2) MELHORIA DAS CONDIÇÕES DE TRABALHO
O ambiente em um canteiro de obra com sistema construtivo convencional costuma envolver – em maior ou menor escala, a depender do grau de racionalização na obra – sujeira, poeira, barulho e muito esforço físico.
Um dos participantes do debate promovido pelo Portal AECweb, Raul Resende, head na Alvarez & Marsal Infra no segmento de Real Estate, relata uma passagem interessante durante uma pesquisa qualitativa que realizaram sobre o tema.
“Um dos entrevistados contou que ficava envergonhado ao pegar o ônibus do trabalho, de volta para casa, sem poder tomar banho. Em várias obras, não havia vestiário e nem local adequado para guardar uma toalha e um sabonete”, afirma Resende.
“Algo relativamente simples, como proporcionar banheiros e vestiários torna o ambiente de trabalho muito mais digno e confortável para as pessoas”, completa o executivo.
Trata-se de um exemplo clássico de algo que pode ser aprimorado no curto prazo e oferecer resultados imediatos.

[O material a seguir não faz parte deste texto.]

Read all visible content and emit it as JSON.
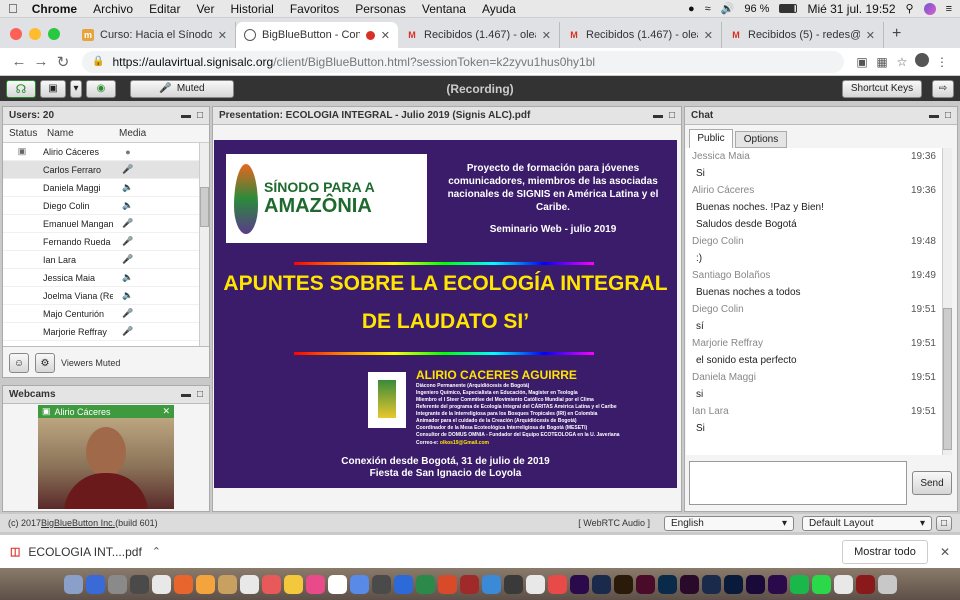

“É importante criar um ambiente de trabalho respeitoso e motivador”, revela Aragão, da Patrimar.
“Assim como ser muito engajado na segurança do trabalho. A valorização das pessoas constitui a base do sucesso para enfrentar esse desafio da falta de mão de obra”, conclui.
3) AUMENTO DA REMUNERAÇÃO
Um dos argumentos utilizados por algumas lideranças setoriais para tentar atrair novos operários para os canteiros é o fato de a remuneração na construção civil estar mais atrativa.

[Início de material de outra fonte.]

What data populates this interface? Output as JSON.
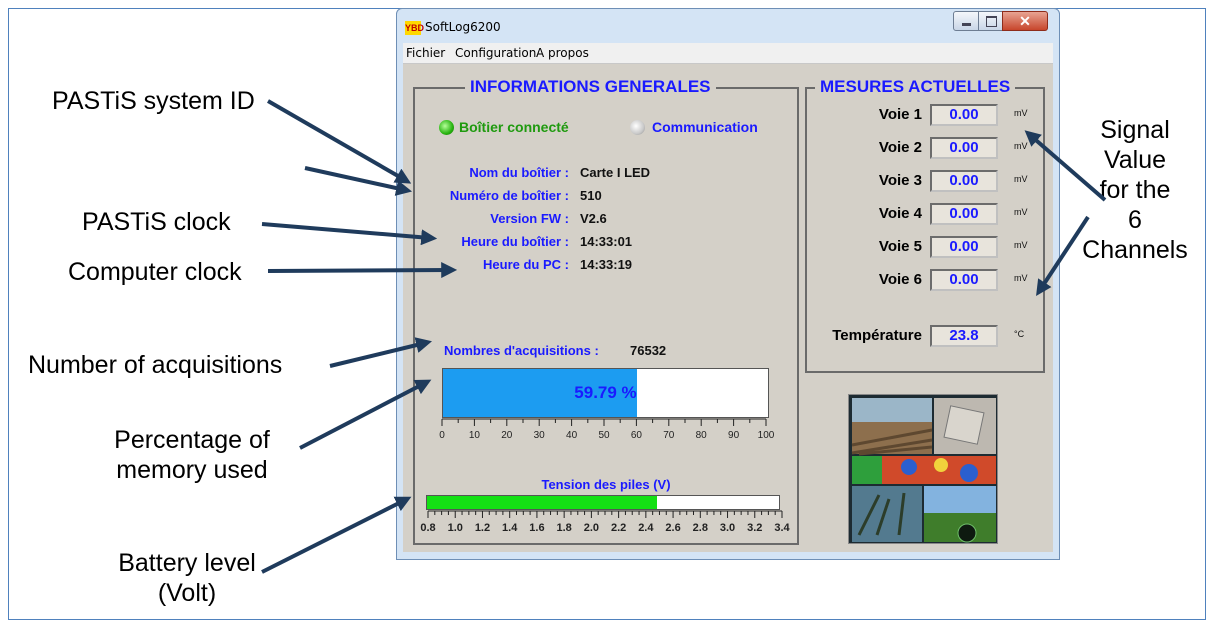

Motivado, em parte, pela própria escassez da mão de obra, o fenômeno se concentra em funções específicas ou que exigem maior especialização ou qualificação.

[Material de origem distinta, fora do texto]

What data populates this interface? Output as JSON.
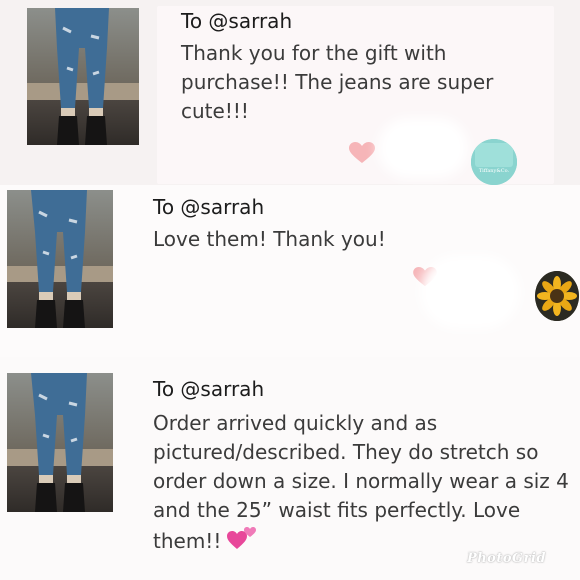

“Precisamos mostrar para o pessoal que tem optado por trabalhar com aplicativos de entrega que atuar na construção civil permite alcançar uma remuneração muito melhor”, afirma Genioli.
“Quando recebem muito bem, os entregadores ganham de 2,5 mil a 3 mil reais. Temos bons pedreiros, armadores e carpinteiros que chegam a atingir remuneração mensal entre 10 e 14 mil. O profissional sem experiência vai começar com menos do que isso, mas, em alguns anos, vai progredir e pode chegar nesse patamar superior”, completa o construtor.
4) DESENVOLVIMENTO DE PLANO DE CARREIRA
A expressão pode até soar meio distante para uma atividade de cunho temporário, sem local fixo de produção e marcada pela alta informalidade.
Mas pensar em um plano de carreira para os profissionais dos canteiros de obras tem sido uma das alternativas das construtoras para reter e atrair novos talentos.
“É importante oferecer uma perspectiva de crescimento de médio e longo prazo para os profissionais do setor”, alerta Aragão.
“As novas gerações são mais ansiosas nesse sentido e se sentem mais seguras quando o plano de carreira está claro e combinado entre as partes”, conclui o executivo da Patrimar.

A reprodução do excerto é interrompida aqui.